The recent violence and vandalism at South African universities is in reaction to “institutional racism” in a country “still dominated by white culture,” says South African Archbishop William Slattery of Pretoria.
At least three university campuses have been turned into battlegrounds due to student protests.
At the University of Pretoria, students have demanded to be taught in languages other than Afrikaans, which they associate with the apartheid.
The objection to being taught in Afrikaans is due to a feeling among South Africans that their languages are being pushed aside the Archbishop of Pretoria, who is also spokesperson for the Southern African Catholic Bishops' Conference, told Vatican Radio this week.
"Very few white South Africans have made the effort to learn even a few words of local African languages,” he said. "There is institutional racism throughout the country, which is still dominated by white culture," he added.
The archbishop described apartheid, South Africa's system of racial segregation that ended in 1994 as having separated people racially, economically, geographically and linguistically.
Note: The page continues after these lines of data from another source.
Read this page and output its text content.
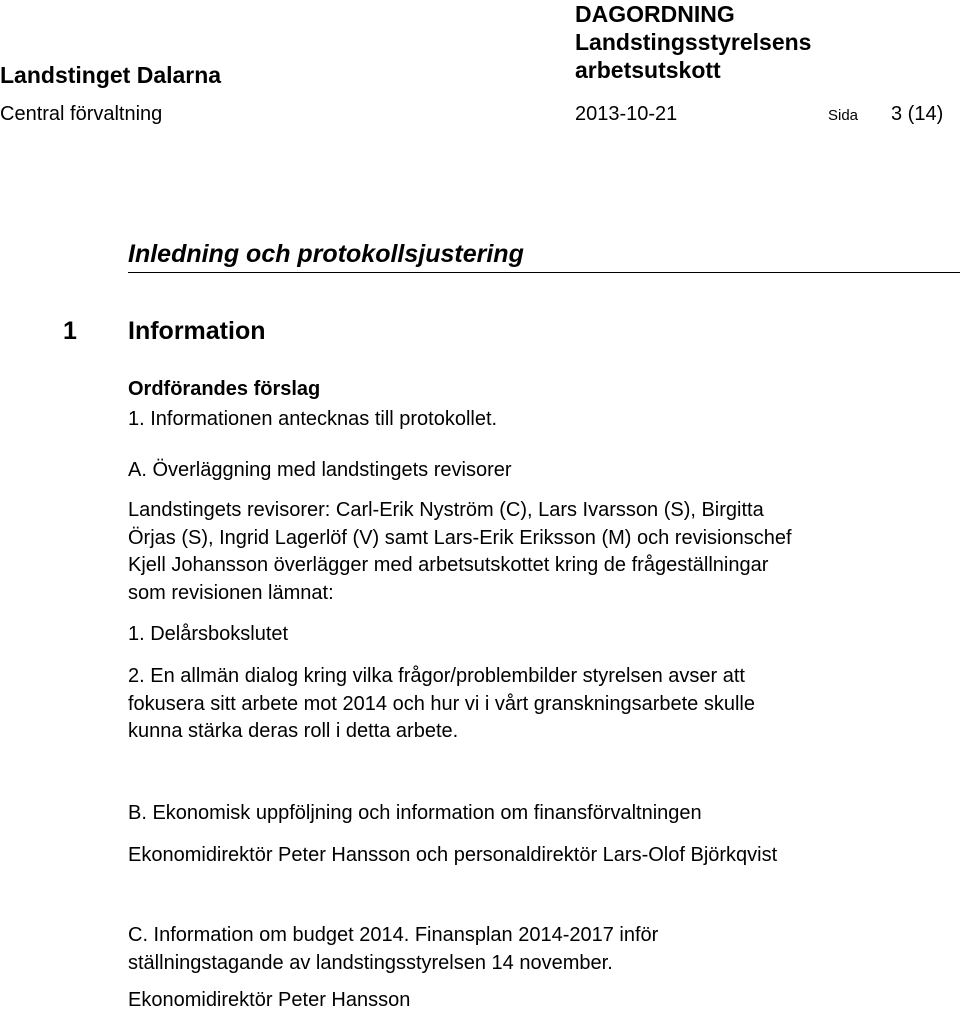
Landstinget Dalarna
DAGORDNING
Landstingsstyrelsens
arbetsutskott
Central förvaltning	2013-10-21	Sida 3 (14)
Inledning och protokollsjustering
1 Information
Ordförandes förslag

1. Informationen antecknas till protokollet.

A. Överläggning med landstingets revisorer

Landstingets revisorer: Carl-Erik Nyström (C), Lars Ivarsson (S), Birgitta

Örjas (S), Ingrid Lagerlöf (V) samt Lars-Erik Eriksson (M) och revisionschef

Kjell Johansson överlägger med arbetsutskottet kring de frågeställningar

som revisionen lämnat:

1. Delårsbokslutet

2. En allmän dialog kring vilka frågor/problembilder styrelsen avser att

fokusera sitt arbete mot 2014 och hur vi i vårt granskningsarbete skulle

kunna stärka deras roll i detta arbete.

B. Ekonomisk uppföljning och information om finansförvaltningen

Ekonomidirektör Peter Hansson och personaldirektör Lars-Olof Björkqvist

C. Information om budget 2014. Finansplan 2014-2017 inför

ställningstagande av landstingsstyrelsen 14 november.

Ekonomidirektör Peter Hansson
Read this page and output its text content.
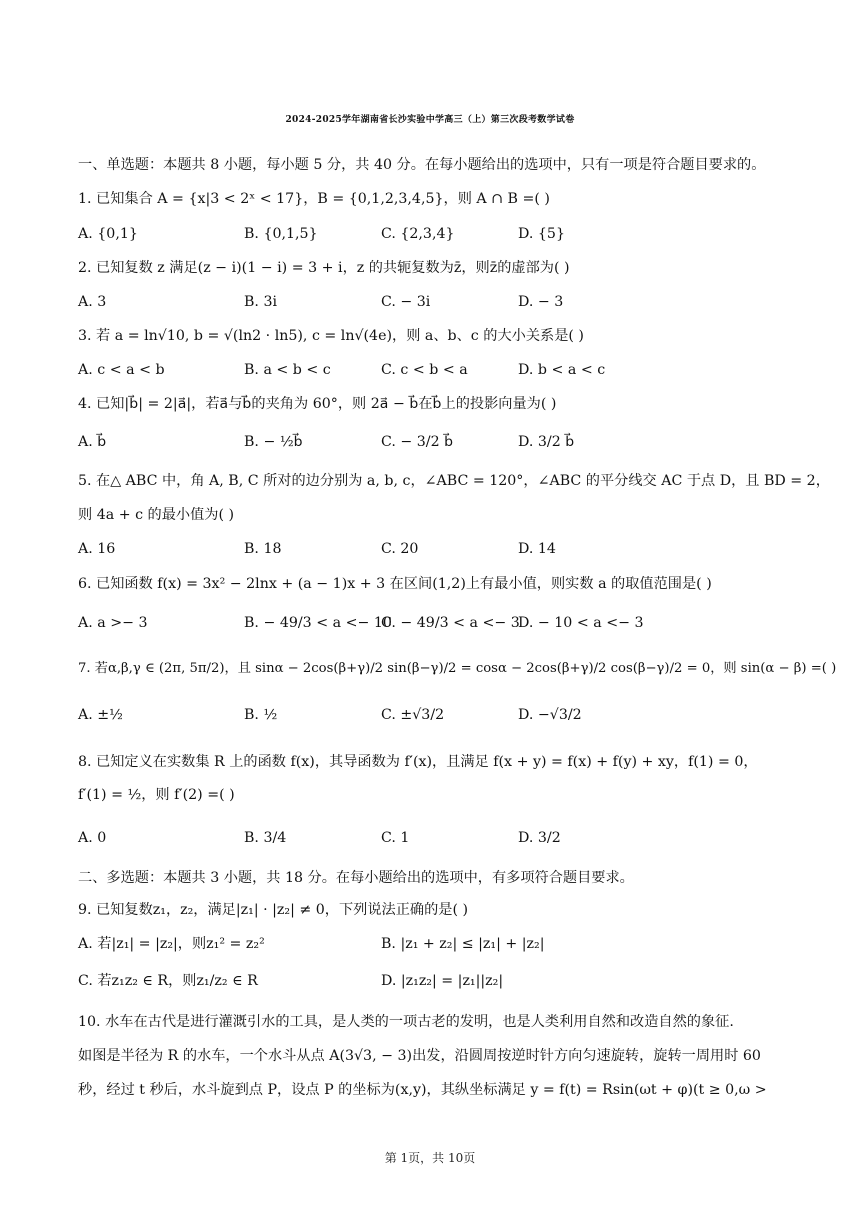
2024-2025学年湖南省长沙实验中学高三（上）第三次段考数学试卷
一、单选题：本题共 8 小题，每小题 5 分，共 40 分。在每小题给出的选项中，只有一项是符合题目要求的。
1. 已知集合 A = {x|3 < 2ˣ < 17}，B = {0,1,2,3,4,5}，则 A ∩ B =( )
A. {0,1}	B. {0,1,5}	C. {2,3,4}	D. {5}
2. 已知复数 z 满足(z − i)(1 − i) = 3 + i，z 的共轭复数为z̄，则z̄的虚部为( )
A. 3	B. 3i	C. − 3i	D. − 3
3. 若 a = ln√10, b = √(ln2 · ln5), c = ln√(4e)，则 a、b、c 的大小关系是( )
A. c < a < b	B. a < b < c	C. c < b < a	D. b < a < c
4. 已知|b⃗| = 2|a⃗|，若a⃗与b⃗的夹角为 60°，则 2a⃗ − b⃗在b⃗上的投影向量为( )
A. b⃗	B. − ½b⃗	C. − 3/2 b⃗	D. 3/2 b⃗
5. 在△ ABC 中，角 A, B, C 所对的边分别为 a, b, c，∠ABC = 120°，∠ABC 的平分线交 AC 于点 D，且 BD = 2，
则 4a + c 的最小值为( )
A. 16	B. 18	C. 20	D. 14
6. 已知函数 f(x) = 3x² − 2lnx + (a − 1)x + 3 在区间(1,2)上有最小值，则实数 a 的取值范围是( )
A. a >− 3	B. − 49/3 < a <− 10
C. − 49/3 < a <− 3
D. − 10 < a <− 3
7. 若α,β,γ ∈ (2π, 5π/2)，且 sinα − 2cos(β+γ)/2 sin(β−γ)/2 = cosα − 2cos(β+γ)/2 cos(β−γ)/2 = 0，则 sin(α − β) =( )
A. ±½	B. ½	C. ±√3/2	D. −√3/2
8. 已知定义在实数集 R 上的函数 f(x)，其导函数为 f′(x)，且满足 f(x + y) = f(x) + f(y) + xy，f(1) = 0，
f′(1) = ½，则 f′(2) =( )
A. 0	B. 3/4	C. 1	D. 3/2
二、多选题：本题共 3 小题，共 18 分。在每小题给出的选项中，有多项符合题目要求。
9. 已知复数z₁，z₂，满足|z₁| · |z₂| ≠ 0，下列说法正确的是( )
A. 若|z₁| = |z₂|，则z₁² = z₂²	B. |z₁ + z₂| ≤ |z₁| + |z₂|
C. 若z₁z₂ ∈ R，则z₁/z₂ ∈ R	D. |z₁z₂| = |z₁||z₂|
10. 水车在古代是进行灌溉引水的工具，是人类的一项古老的发明，也是人类利用自然和改造自然的象征.
如图是半径为 R 的水车，一个水斗从点 A(3√3, − 3)出发，沿圆周按逆时针方向匀速旋转，旋转一周用时 60
秒，经过 t 秒后，水斗旋到点 P，设点 P 的坐标为(x,y)，其纵坐标满足 y = f(t) = Rsin(ωt + φ)(t ≥ 0,ω >
第 1页，共 10页
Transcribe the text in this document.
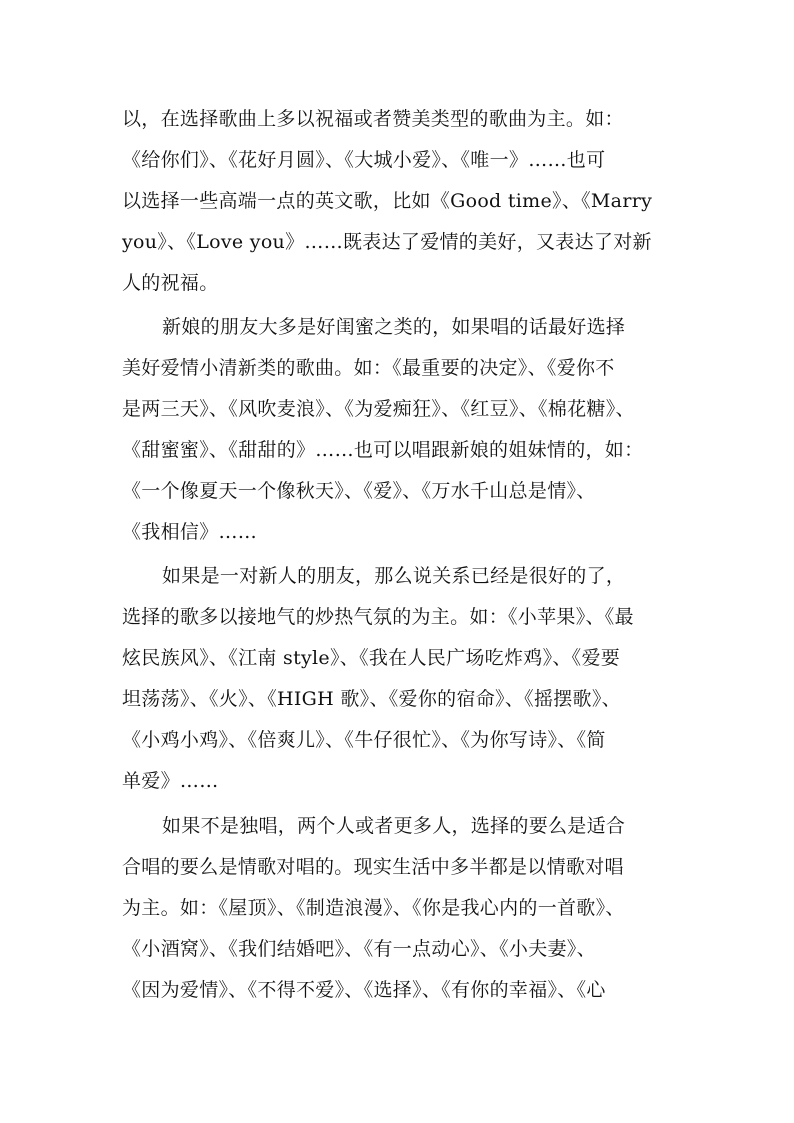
以，在选择歌曲上多以祝福或者赞美类型的歌曲为主。如：
《给你们》、《花好月圆》、《大城小爱》、《唯一》……也可
以选择一些高端一点的英文歌，比如《Good time》、《Marry
you》、《Love you》……既表达了爱情的美好，又表达了对新
人的祝福。
新娘的朋友大多是好闺蜜之类的，如果唱的话最好选择
美好爱情小清新类的歌曲。如：《最重要的决定》、《爱你不
是两三天》、《风吹麦浪》、《为爱痴狂》、《红豆》、《棉花糖》、
《甜蜜蜜》、《甜甜的》……也可以唱跟新娘的姐妹情的，如：
《一个像夏天一个像秋天》、《爱》、《万水千山总是情》、
《我相信》……
如果是一对新人的朋友，那么说关系已经是很好的了，
选择的歌多以接地气的炒热气氛的为主。如：《小苹果》、《最
炫民族风》、《江南 style》、《我在人民广场吃炸鸡》、《爱要
坦荡荡》、《火》、《HIGH 歌》、《爱你的宿命》、《摇摆歌》、
《小鸡小鸡》、《倍爽儿》、《牛仔很忙》、《为你写诗》、《简
单爱》……
如果不是独唱，两个人或者更多人，选择的要么是适合
合唱的要么是情歌对唱的。现实生活中多半都是以情歌对唱
为主。如：《屋顶》、《制造浪漫》、《你是我心内的一首歌》、
《小酒窝》、《我们结婚吧》、《有一点动心》、《小夫妻》、
《因为爱情》、《不得不爱》、《选择》、《有你的幸福》、《心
"Integration is happening in churches and other places, but the pace of change is too slow," he continued.
"While inequality is felt acutely at universities and this is being articulated with force, it is present throughout South Africa and needs to be resolved by the whole country," the archbishop said.
At the University of Cape Town, students campaigning for black rights torched a bus, broke into residences and destroyed artworks depicting white founders. While North-West University in Mafikeng has been closed indefinitely after students burned a series of buildings including a science centre.
Last October, South Africa saw the biggest student protests to take place in the country since the apartheid, after proposed tuition fee hikes of 10-12 per cent sparked demonstrations.
The universities’ proposed fee increases were later scrapped following weeks of protests.